Cheb Bilal, connu pour des tubes comme « El Harba » ou « Ya Lili », devait se produire au Maroc dans le cadre d’une tournée régionale. Cependant, son nom a été ajouté à une liste noire, le rendant persona non grata. Interrogé par TSA-Algérie, un responsable du ministère de la Culture algérien a qualifié cette décision de « mesure arbitraire qui porte atteinte à la liberté artistique et aux liens historiques entre les peuples ». Le chanteur, lui, n’a pas réagi publiquement, mais des proches ont confirmé qu’il avait annulé ses concerts prévus à Casablanca et Rabat.
Cette affaire n’est pas isolée. En 2023, le Maroc avait déjà empêché plusieurs artistes algériens de se produire sur son sol, invoquant des « raisons de sécurité ». La réciproque a également été observée, avec des annulations de concerts marocains en Algérie. Ces restrictions s’étendent au-delà de la musique : les échanges culturels, sportifs et même économiques sont régulièrement perturbés par les tensions politiques.
Pourtant, le raï, genre musical né en Algérie, a toujours transcendé les frontières. Des artistes comme Cheb Khaled ou Cheb Mami ont collaboré avec des musiciens marocains, et des festivals comme celui d’Oujda attiraient autrefois un public mixte. Aujourd’hui, ces collaborations se font rares, et les fans des deux côtés de la frontière en paient le prix.
Les observateurs pointent du doigt l’utilisation de la culture comme arme géopolitique. « La musique devrait être un pont, pas un champ de bataille », déclare un analyste culturel algérien cité par Afrik. Cette situation rappelle d’autres crises similaires, comme celle de 2016, lorsque l’Algérie avait revendiqué auprès de l’UNESCO la paternité du raï, provoquant l’ire du Maroc. À l’époque, France 24 avait rapporté que Rabat contestait cette reconnaissance, arguant que le genre avait des racines communes aux deux pays.

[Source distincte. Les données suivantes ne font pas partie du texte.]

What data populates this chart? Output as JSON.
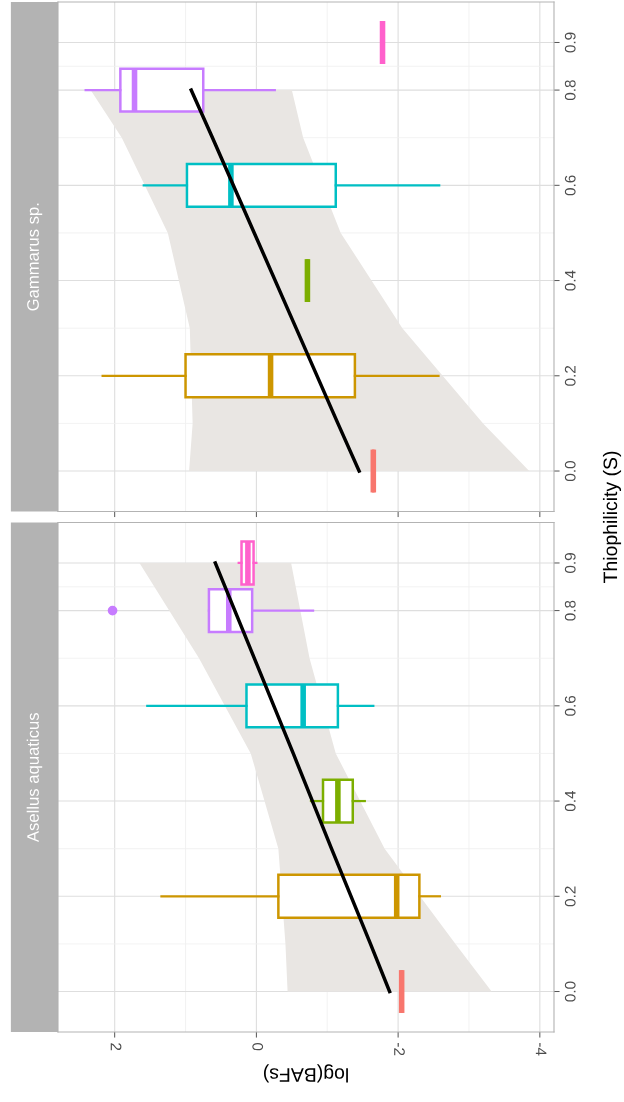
{
  "chart_data": [
    {
      "type": "box",
      "orientation": "horizontal",
      "title": "Gammarus sp.",
      "tick_labels": "y",
      "grid": true,
      "x": [
        0,
        0.2,
        0.4,
        0.6,
        0.8,
        0.9
      ],
      "colors": [
        "#f8766d",
        "#cd9600",
        "#7cae00",
        "#00bfc4",
        "#c77cff",
        "#ff61cc"
      ],
      "boxes": [
        {
          "low": -1.65,
          "q1": -1.65,
          "median": -1.65,
          "q3": -1.65,
          "high": -1.65
        },
        {
          "low": -2.57,
          "q1": -1.39,
          "median": -0.2,
          "q3": 1.0,
          "high": 2.17
        },
        {
          "low": -0.72,
          "q1": -0.72,
          "median": -0.72,
          "q3": -0.72,
          "high": -0.72
        },
        {
          "low": -2.58,
          "q1": -1.12,
          "median": 0.36,
          "q3": 0.98,
          "high": 1.59
        },
        {
          "low": -0.26,
          "q1": 0.75,
          "median": 1.72,
          "q3": 1.92,
          "high": 2.41
        },
        {
          "low": -1.78,
          "q1": -1.78,
          "median": -1.78,
          "q3": -1.78,
          "high": -1.78
        }
      ],
      "series": [
        {
          "type": "line",
          "color": "#000000",
          "x": [
            0,
            0.1,
            0.3,
            0.5,
            0.7,
            0.8
          ],
          "values": [
            -1.45,
            -1.15,
            -0.56,
            0.03,
            0.62,
            0.92
          ],
          "lower": [
            -3.85,
            -3.2,
            -2.06,
            -1.19,
            -0.66,
            -0.5
          ],
          "upper": [
            0.95,
            0.9,
            0.94,
            1.25,
            1.9,
            2.34
          ]
        }
      ],
      "xlim": [
        2.8,
        -4.2
      ],
      "xticks": [
        2,
        0,
        -2,
        -4
      ],
      "ylim": [
        -0.085,
        0.985
      ],
      "yticks": [
        {
          "value": 0,
          "label": "0.0"
        },
        {
          "value": 0.2,
          "label": "0.2"
        },
        {
          "value": 0.4,
          "label": "0.4"
        },
        {
          "value": 0.6,
          "label": "0.6"
        },
        {
          "value": 0.8,
          "label": "0.8"
        },
        {
          "value": 0.9,
          "label": "0.9"
        }
      ]
    },
    {
      "type": "box",
      "orientation": "horizontal",
      "title": "Asellus aquaticus",
      "grid": true,
      "xlabel": "log(BAFs)",
      "ylabel": "Thiophilicity (S)",
      "x": [
        0,
        0.2,
        0.4,
        0.6,
        0.8,
        0.9
      ],
      "colors": [
        "#f8766d",
        "#cd9600",
        "#7cae00",
        "#00bfc4",
        "#c77cff",
        "#ff61cc"
      ],
      "boxes": [
        {
          "low": -2.05,
          "q1": -2.05,
          "median": -2.05,
          "q3": -2.05,
          "high": -2.05
        },
        {
          "low": -2.59,
          "q1": -2.3,
          "median": -1.98,
          "q3": -0.31,
          "high": 1.34
        },
        {
          "low": -1.53,
          "q1": -1.36,
          "median": -1.15,
          "q3": -0.94,
          "high": -0.77
        },
        {
          "low": -1.65,
          "q1": -1.15,
          "median": -0.66,
          "q3": 0.14,
          "high": 1.54
        },
        {
          "low": -0.8,
          "q1": 0.06,
          "median": 0.39,
          "q3": 0.67,
          "high": 0.67,
          "outliers": [
            2.03
          ]
        },
        {
          "low": 0.0,
          "q1": 0.04,
          "median": 0.12,
          "q3": 0.21,
          "high": 0.25
        }
      ],
      "series": [
        {
          "type": "line",
          "color": "#000000",
          "x": [
            0,
            0.1,
            0.3,
            0.5,
            0.7,
            0.9
          ],
          "values": [
            -1.88,
            -1.61,
            -1.06,
            -0.52,
            0.03,
            0.58
          ],
          "lower": [
            -3.32,
            -2.81,
            -1.81,
            -1.12,
            -0.75,
            -0.49
          ],
          "upper": [
            -0.44,
            -0.41,
            -0.31,
            0.08,
            0.81,
            1.65
          ]
        }
      ],
      "xlim": [
        2.8,
        -4.2
      ],
      "xticks": [
        2,
        0,
        -2,
        -4
      ],
      "ylim": [
        -0.085,
        0.985
      ],
      "yticks": [
        {
          "value": 0,
          "label": "0.0"
        },
        {
          "value": 0.2,
          "label": "0.2"
        },
        {
          "value": 0.4,
          "label": "0.4"
        },
        {
          "value": 0.6,
          "label": "0.6"
        },
        {
          "value": 0.8,
          "label": "0.8"
        },
        {
          "value": 0.9,
          "label": "0.9"
        }
      ]
    }
  ]
}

En Algérie, la réaction à l’interdiction de Cheb Bilal a été vive. Des associations de défense des droits des artistes ont dénoncé une « censure déguisée », tandis que des fans ont lancé des campagnes sur les réseaux sociaux pour exprimer leur soutien. « Cheb Bilal est un ambassadeur de la culture algérienne, pas un outil politique », peut-on lire sur des pancartes virtuelles.
Cette affaire soulève aussi des questions sur l’avenir des échanges culturels en Afrique du Nord. Avec la fermeture des frontières aériennes et terrestres, les artistes algériens et marocains se retrouvent privés de scènes qui leur étaient autrefois accessibles. Certains, comme le chanteur algérien Soolking, ont choisi de s’installer en Europe pour contourner ces restrictions, mais cela prive les publics locaux de rencontres artistiques directes.
Pour l’Algérie, cette situation représente un défi supplémentaire dans sa stratégie de promotion de la culture nationale à l’international. Le pays mise sur des événements comme le Festival du raï d’Oran ou le Festival panafricain d’Alger pour renforcer son soft power. Cependant, ces initiatives se heurtent aux barrières politiques, limitant leur impact.
Les autorités algériennes n’ont pas encore officiellement réagi à l’interdiction de Cheb Bilal, mais des sources proches du ministère des Affaires étrangères indiquent qu’une note de protestation pourrait être adressée à Rabat. En attendant, les fans algériens et marocains continuent d’écouter ses chansons en ligne, prouvant que la musique, elle, ne connaît pas de frontières.